GeoMerce

A project with Gionata Gatto

Electronics and mechanics: Eelke Feenstra

Video and animations: Max Italiaander

Photos: Matteo Cremonini

Partners: WUR (Plant Sciences Group Wageningen, Life Sciences Department of the University of Parma, LINV (International Laboratory of Plant Neurobiology); C-CIT.

Funded by: Stimuleringsfund Creative Industry; Dutch Embassy in Milan (Italy)

DESCRIPTION:

Plants absorb metals from the soil through their roots. Certain plants are particularly good at absorbing certain heavy metals such as Zinc, Copper and Nickel from the soil where they grow, and accumulating these metals in their leaves. Those plants are known as hyper-accumulators. The accumulated metals can be extracted by harvesting the plants’ leaves and burning the biomass. This process is called phyto-mining.

Starting from this notion, GeoMerce rethinks the way we commonly think of agriculture. Since many of the accumulated heavy metals are listed on international markets like the London Metal Exchange, fields and crops become financial assets as sources and reservoirs of capitals. In this installation, the metal absorption process of selected plants is tracked. The amount of metal in the plants is crossed with the real-time value of the accumulated metals. As a result, the value of the plants varies constantly according to the metals’ market value and the plants’ accumulation performances.

GeoMerce draws a scenario in which agriculture blurs with finance and farming decisions are made according to both financial changes and scientific progress.

INSTALLATION:

GeoMerce is an installation presented in Milan in the week of the Salone del Mobile 2015 at the ErreCi photo-studios.

The installation is composed of three parts.

The first part consists of 3 hydroponic systems where a number of hyper-accumulator plants extract metals (zinc, nickel and copper) from a water based solution. These exctraction units feature special sensors able to track in real-time the extracting performances of the plants. The data related to the extraction is then crossed with the real-time value of the metals, which constantly changes on the London Exchange Market. The resulting information, which arguably represents the real-time value of the plant, is then transmitted to three circular plotting unit. Each plotting unit drafts a graph of both the real-time value of the plants and of their extracting performances. This part of the installation changes the way visitors think and look at crops.

The second part of the installation is a video projected on a circular horizontal surface. This surface represents a piece of land and the video projected onto it tells its story. Starting with the factories that contaminated the land with heavy metals, the video shows how local people started growing plants to reclaim the polluted land, while extracting metals.

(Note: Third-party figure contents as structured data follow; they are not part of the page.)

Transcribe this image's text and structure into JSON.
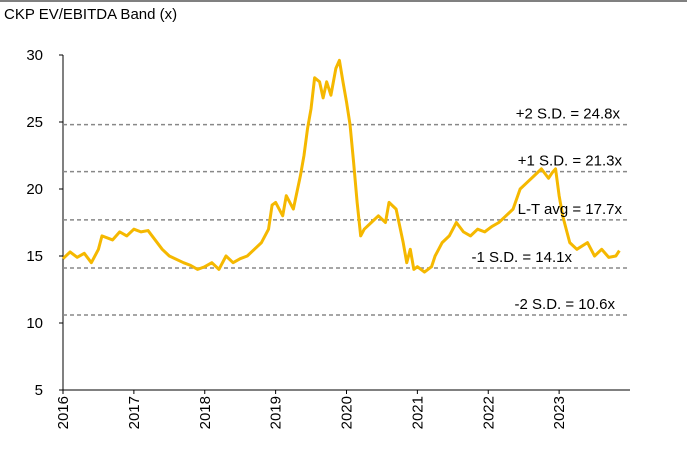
{
  "chart_data": {
    "type": "line",
    "title": "CKP EV/EBITDA  Band (x)",
    "x": [
      2016.0,
      2016.1,
      2016.2,
      2016.3,
      2016.4,
      2016.5,
      2016.55,
      2016.7,
      2016.8,
      2016.9,
      2017.0,
      2017.1,
      2017.2,
      2017.3,
      2017.4,
      2017.5,
      2017.7,
      2017.8,
      2017.9,
      2018.0,
      2018.1,
      2018.2,
      2018.3,
      2018.4,
      2018.5,
      2018.6,
      2018.7,
      2018.8,
      2018.9,
      2018.95,
      2019.0,
      2019.1,
      2019.15,
      2019.25,
      2019.35,
      2019.4,
      2019.45,
      2019.5,
      2019.55,
      2019.62,
      2019.67,
      2019.72,
      2019.78,
      2019.85,
      2019.9,
      2019.95,
      2020.0,
      2020.05,
      2020.1,
      2020.15,
      2020.2,
      2020.25,
      2020.35,
      2020.45,
      2020.55,
      2020.6,
      2020.7,
      2020.8,
      2020.85,
      2020.9,
      2020.95,
      2021.0,
      2021.1,
      2021.2,
      2021.25,
      2021.3,
      2021.35,
      2021.45,
      2021.55,
      2021.65,
      2021.75,
      2021.85,
      2021.95,
      2022.05,
      2022.15,
      2022.25,
      2022.35,
      2022.45,
      2022.55,
      2022.65,
      2022.75,
      2022.85,
      2022.9,
      2022.95,
      2023.0,
      2023.05,
      2023.1,
      2023.15,
      2023.25,
      2023.4,
      2023.5,
      2023.6,
      2023.7,
      2023.8,
      2023.85
    ],
    "series": [
      {
        "color": "#f5b800",
        "values": [
          14.8,
          15.3,
          14.9,
          15.2,
          14.5,
          15.5,
          16.5,
          16.2,
          16.8,
          16.5,
          17.0,
          16.8,
          16.9,
          16.2,
          15.5,
          15.0,
          14.5,
          14.3,
          14.0,
          14.2,
          14.5,
          14.0,
          15.0,
          14.5,
          14.8,
          15.0,
          15.5,
          16.0,
          17.0,
          18.8,
          19.0,
          18.0,
          19.5,
          18.5,
          21.0,
          22.5,
          24.5,
          26.0,
          28.3,
          28.0,
          26.8,
          28.0,
          27.0,
          29.0,
          29.6,
          28.0,
          26.5,
          24.8,
          22.0,
          19.0,
          16.5,
          17.0,
          17.5,
          18.0,
          17.5,
          19.0,
          18.5,
          16.0,
          14.5,
          15.5,
          14.0,
          14.2,
          13.8,
          14.2,
          15.0,
          15.5,
          16.0,
          16.5,
          17.5,
          16.8,
          16.5,
          17.0,
          16.8,
          17.2,
          17.5,
          18.0,
          18.5,
          20.0,
          20.5,
          21.0,
          21.5,
          20.8,
          21.2,
          21.5,
          19.5,
          18.0,
          17.0,
          16.0,
          15.5,
          16.0,
          15.0,
          15.5,
          14.9,
          15.0,
          15.4
        ]
      }
    ],
    "bands": [
      {
        "label": "+2 S.D. = 24.8x",
        "value": 24.8
      },
      {
        "label": "+1 S.D. = 21.3x",
        "value": 21.3
      },
      {
        "label": "L-T avg = 17.7x",
        "value": 17.7
      },
      {
        "label": "-1 S.D. = 14.1x",
        "value": 14.1
      },
      {
        "label": "-2 S.D. = 10.6x",
        "value": 10.6
      }
    ],
    "band_color": "#888888",
    "xlim": [
      2016,
      2024
    ],
    "xticks": [
      2016,
      2017,
      2018,
      2019,
      2020,
      2021,
      2022,
      2023
    ],
    "ylim": [
      5,
      30
    ],
    "yticks": [
      5,
      10,
      15,
      20,
      25,
      30
    ]
  }
}
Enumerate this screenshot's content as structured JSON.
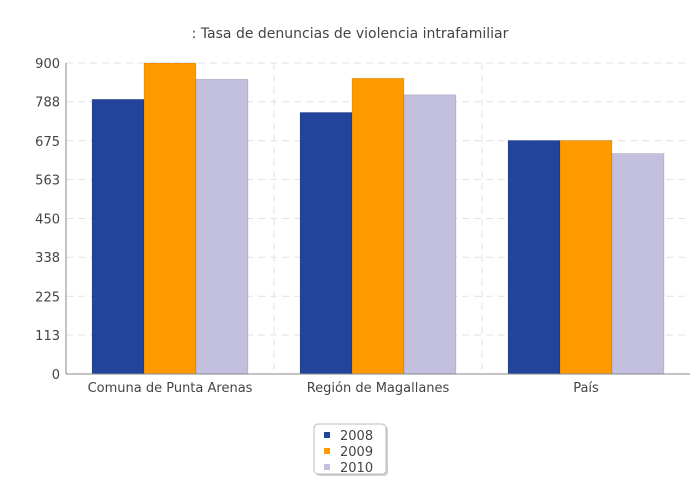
{
  "chart_data": {
    "type": "bar",
    "title": ": Tasa de denuncias de violencia intrafamiliar",
    "categories": [
      "Comuna de Punta Arenas",
      "Región de Magallanes",
      "País"
    ],
    "series": [
      {
        "name": "2008",
        "color": "#22449a",
        "values": [
          795,
          757,
          676
        ]
      },
      {
        "name": "2009",
        "color": "#ff9900",
        "values": [
          900,
          856,
          676
        ]
      },
      {
        "name": "2010",
        "color": "#c2bfdf",
        "values": [
          853,
          808,
          638
        ]
      }
    ],
    "y_ticks": [
      "0",
      "113",
      "225",
      "338",
      "450",
      "563",
      "675",
      "788",
      "900"
    ],
    "ylim": [
      0,
      900
    ],
    "grid": true,
    "legend_position": "bottom-center"
  }
}
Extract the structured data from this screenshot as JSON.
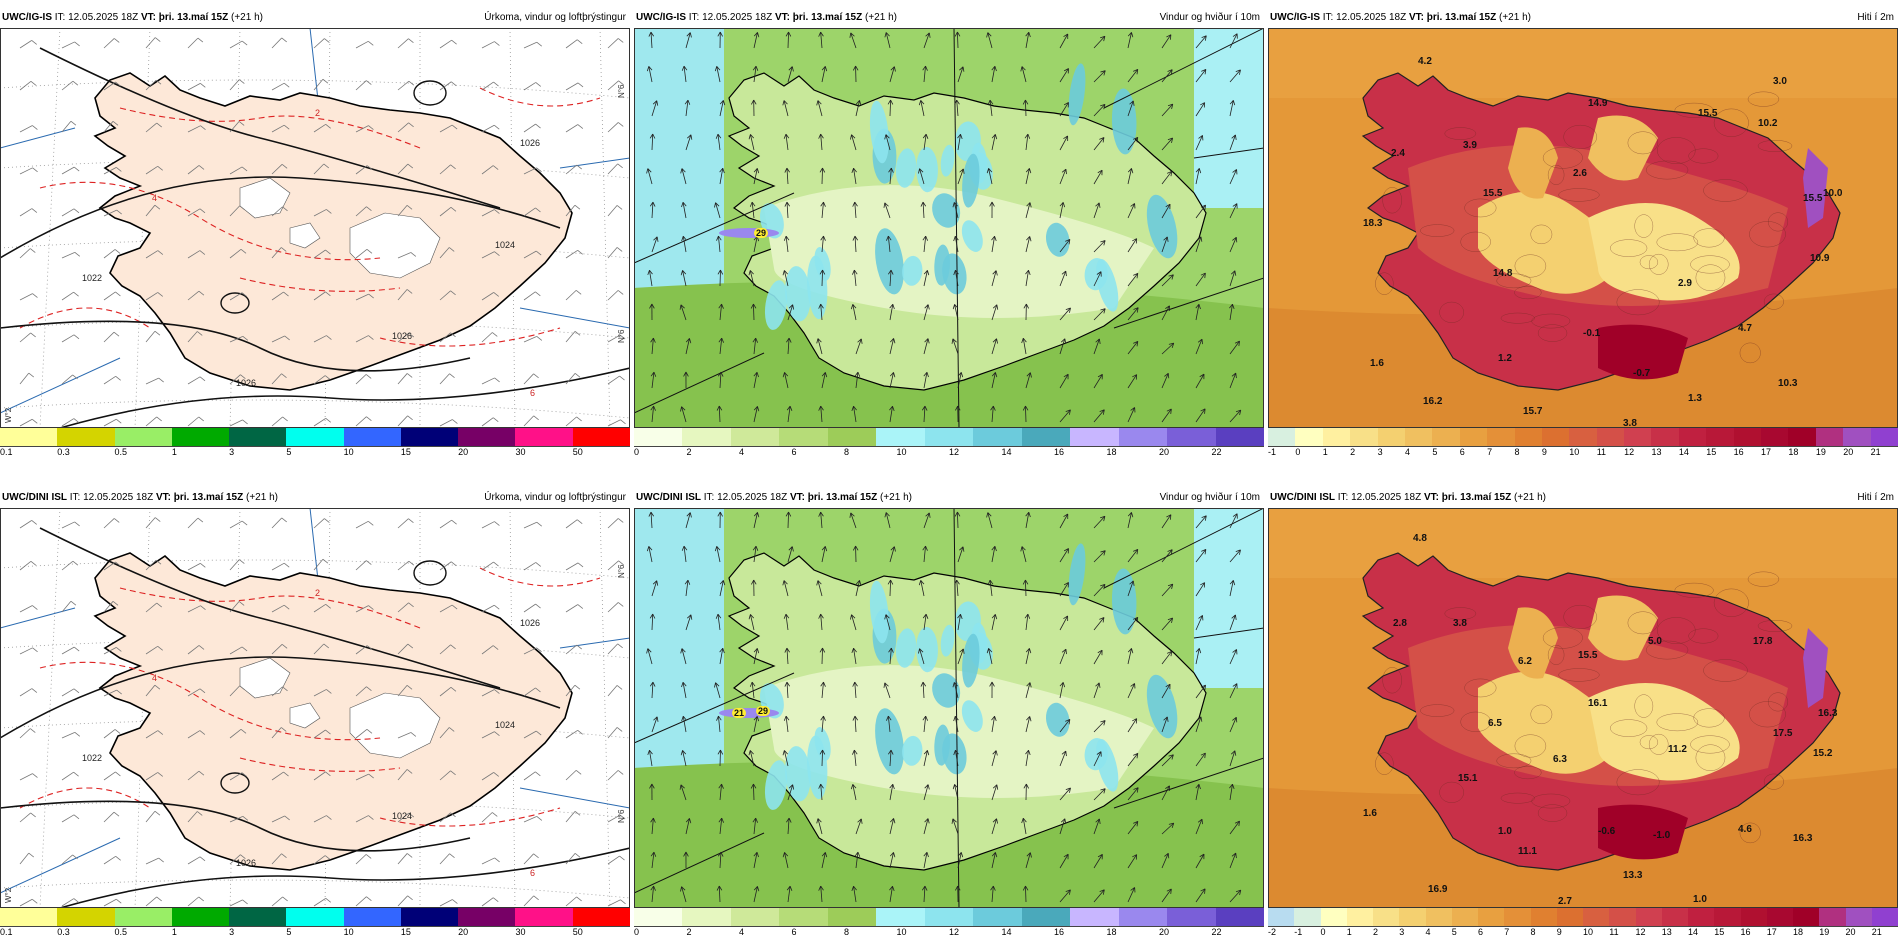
{
  "rows": [
    {
      "model": "UWC/IG-IS",
      "panels": [
        {
          "kind": "precip",
          "it_label": "IT:",
          "it": "12.05.2025 18Z",
          "vt_label": "VT:",
          "vt": "þri. 13.maí 15Z",
          "lead": "(+21 h)",
          "title": "Úrkoma, vindur og loftþrýstingur",
          "isobars": [
            "1024",
            "1022",
            "1026",
            "1026",
            "1026"
          ],
          "precip_labels": [
            "4",
            "2",
            "6"
          ],
          "grid_tags": [
            "N°6",
            "N°6",
            "W°2"
          ],
          "legend": [
            "0.1",
            "0.3",
            "0.5",
            "1",
            "3",
            "5",
            "10",
            "15",
            "20",
            "30",
            "50"
          ],
          "legend_colors": [
            "#ffff99",
            "#d4d400",
            "#99ee66",
            "#00aa00",
            "#006644",
            "#00ffee",
            "#3366ff",
            "#000077",
            "#770066",
            "#ff1188",
            "#ff0000"
          ]
        },
        {
          "kind": "wind",
          "it_label": "IT:",
          "it": "12.05.2025 18Z",
          "vt_label": "VT:",
          "vt": "þri. 13.maí 15Z",
          "lead": "(+21 h)",
          "title": "Vindur og hviður í 10m",
          "gust_labels": [
            "29"
          ],
          "legend": [
            "0",
            "2",
            "4",
            "6",
            "8",
            "10",
            "12",
            "14",
            "16",
            "18",
            "20",
            "22"
          ],
          "legend_colors": [
            "#f8ffe8",
            "#e6f7c0",
            "#cfe99a",
            "#b6dc78",
            "#9dcc59",
            "#aaf4f8",
            "#8de4ee",
            "#6ccbdc",
            "#4aa9bb",
            "#c8b6ff",
            "#9a88ee",
            "#7a5fd8",
            "#5a3fc0"
          ]
        },
        {
          "kind": "temp",
          "it_label": "IT:",
          "it": "12.05.2025 18Z",
          "vt_label": "VT:",
          "vt": "þri. 13.maí 15Z",
          "lead": "(+21 h)",
          "title": "Hiti í 2m",
          "temp_labels": [
            "4.2",
            "3.0",
            "14.9",
            "15.5",
            "10.2",
            "2.4",
            "3.9",
            "2.6",
            "15.5",
            "18.3",
            "15.5",
            "14.8",
            "10.0",
            "2.9",
            "1.6",
            "-0.1",
            "1.2",
            "-0.7",
            "4.7",
            "10.9",
            "10.3",
            "16.2",
            "15.7",
            "3.8",
            "1.3"
          ],
          "legend": [
            "-1",
            "0",
            "1",
            "2",
            "3",
            "4",
            "5",
            "6",
            "7",
            "8",
            "9",
            "10",
            "11",
            "12",
            "13",
            "14",
            "15",
            "16",
            "17",
            "18",
            "19",
            "20",
            "21"
          ],
          "legend_colors": [
            "#d8f0e0",
            "#ffffc0",
            "#fff0a0",
            "#f8e088",
            "#f4d070",
            "#f0c060",
            "#ecb050",
            "#e8a040",
            "#e49038",
            "#e08030",
            "#dc7030",
            "#d86040",
            "#d45048",
            "#d04050",
            "#c83048",
            "#c02040",
            "#b81838",
            "#b01030",
            "#a80830",
            "#a00028",
            "#b03080",
            "#a050c0",
            "#9040d0"
          ]
        }
      ]
    },
    {
      "model": "UWC/DINI ISL",
      "panels": [
        {
          "kind": "precip",
          "it_label": "IT:",
          "it": "12.05.2025 18Z",
          "vt_label": "VT:",
          "vt": "þri. 13.maí 15Z",
          "lead": "(+21 h)",
          "title": "Úrkoma, vindur og loftþrýstingur",
          "isobars": [
            "1024",
            "1022",
            "1024",
            "1026",
            "1026"
          ],
          "precip_labels": [
            "4",
            "2",
            "6"
          ],
          "grid_tags": [
            "N°6",
            "N°6",
            "W°2"
          ],
          "legend": [
            "0.1",
            "0.3",
            "0.5",
            "1",
            "3",
            "5",
            "10",
            "15",
            "20",
            "30",
            "50"
          ],
          "legend_colors": [
            "#ffff99",
            "#d4d400",
            "#99ee66",
            "#00aa00",
            "#006644",
            "#00ffee",
            "#3366ff",
            "#000077",
            "#770066",
            "#ff1188",
            "#ff0000"
          ]
        },
        {
          "kind": "wind",
          "it_label": "IT:",
          "it": "12.05.2025 18Z",
          "vt_label": "VT:",
          "vt": "þri. 13.maí 15Z",
          "lead": "(+21 h)",
          "title": "Vindur og hviður í 10m",
          "gust_labels": [
            "21",
            "29"
          ],
          "legend": [
            "0",
            "2",
            "4",
            "6",
            "8",
            "10",
            "12",
            "14",
            "16",
            "18",
            "20",
            "22"
          ],
          "legend_colors": [
            "#f8ffe8",
            "#e6f7c0",
            "#cfe99a",
            "#b6dc78",
            "#9dcc59",
            "#aaf4f8",
            "#8de4ee",
            "#6ccbdc",
            "#4aa9bb",
            "#c8b6ff",
            "#9a88ee",
            "#7a5fd8",
            "#5a3fc0"
          ]
        },
        {
          "kind": "temp",
          "it_label": "IT:",
          "it": "12.05.2025 18Z",
          "vt_label": "VT:",
          "vt": "þri. 13.maí 15Z",
          "lead": "(+21 h)",
          "title": "Hiti í 2m",
          "temp_labels": [
            "4.8",
            "2.8",
            "3.8",
            "6.2",
            "15.5",
            "5.0",
            "17.8",
            "16.1",
            "6.5",
            "17.5",
            "16.3",
            "15.2",
            "6.3",
            "11.2",
            "15.1",
            "1.6",
            "1.0",
            "-0.6",
            "-1.0",
            "4.6",
            "16.3",
            "16.9",
            "13.3",
            "1.0",
            "2.7",
            "11.1"
          ],
          "legend": [
            "-2",
            "-1",
            "0",
            "1",
            "2",
            "3",
            "4",
            "5",
            "6",
            "7",
            "8",
            "9",
            "10",
            "11",
            "12",
            "13",
            "14",
            "15",
            "16",
            "17",
            "18",
            "19",
            "20",
            "21"
          ],
          "legend_colors": [
            "#b8dcf0",
            "#d8f0e0",
            "#ffffc0",
            "#fff0a0",
            "#f8e088",
            "#f4d070",
            "#f0c060",
            "#ecb050",
            "#e8a040",
            "#e49038",
            "#e08030",
            "#dc7030",
            "#d86040",
            "#d45048",
            "#d04050",
            "#c83048",
            "#c02040",
            "#b81838",
            "#b01030",
            "#a80830",
            "#a00028",
            "#b03080",
            "#a050c0",
            "#9040d0"
          ]
        }
      ]
    }
  ]
}
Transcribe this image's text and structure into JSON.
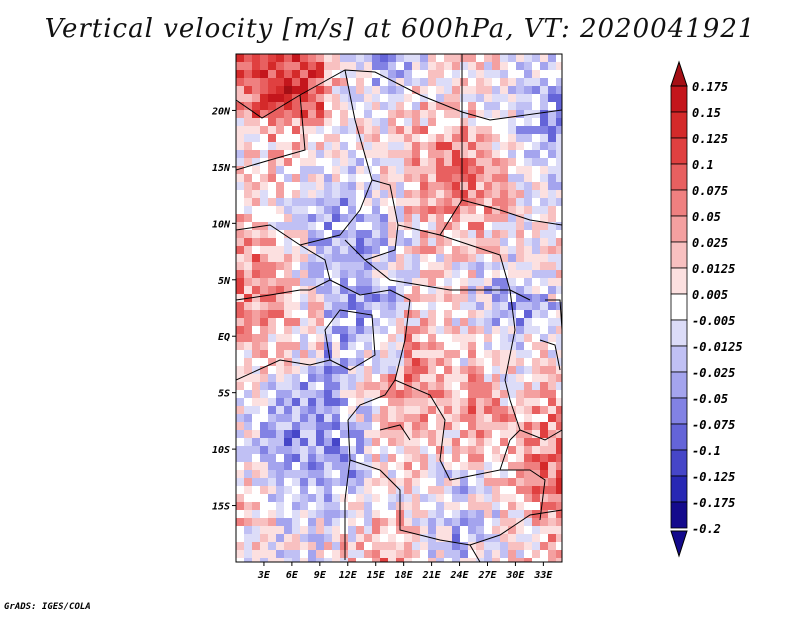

The third part of GeoMerce is represented by leaves of accumulator plants that have been cleared through a chemical process so to show their capillar system. The leaves are cast into clear resin together with fragments and powders of the metals they are able to extract. This part of the exhibition helps visitors understanding where the metal is accumulated and makes a direct relation between the plants and the metals.

CONTEXT:

The 70s and 80s were characterized by a growing exploration of artificiality and the development and use of materials that have increasingly mediated the relationship between man and nature. Artificiality has inspired the work of architects and designers, who have tried to picture a world with less and less nature, or with an artificialized relationship with nature.

In 1984 “the Neomerce: The design of the invention and artificial ectasy” was presented at the Centre Pompidou in Paris. The exhibition was curated by Denis Santachiara and explored the technological possibilities of those years and possible new ways of living. The trajectory traced by Neomerce projected the visitor as far as possible from nature. GeoMerce attempts to trace a return path of the same journey, with the certainty of getting lost somewhere.

Our journey starts from that very point of technology progress where Denis Santachiara (and the next 30 years of development) brought us, but with the clear intention to abandon the artificial and return to earth. Apparently this might seem as a backward path, actually the premise is to imagine an evolution in economic, cultural and political life that deviates from the path traced by the current line of progress. GeoMerce suggests a revolution similar to the industrial one, but in reverse.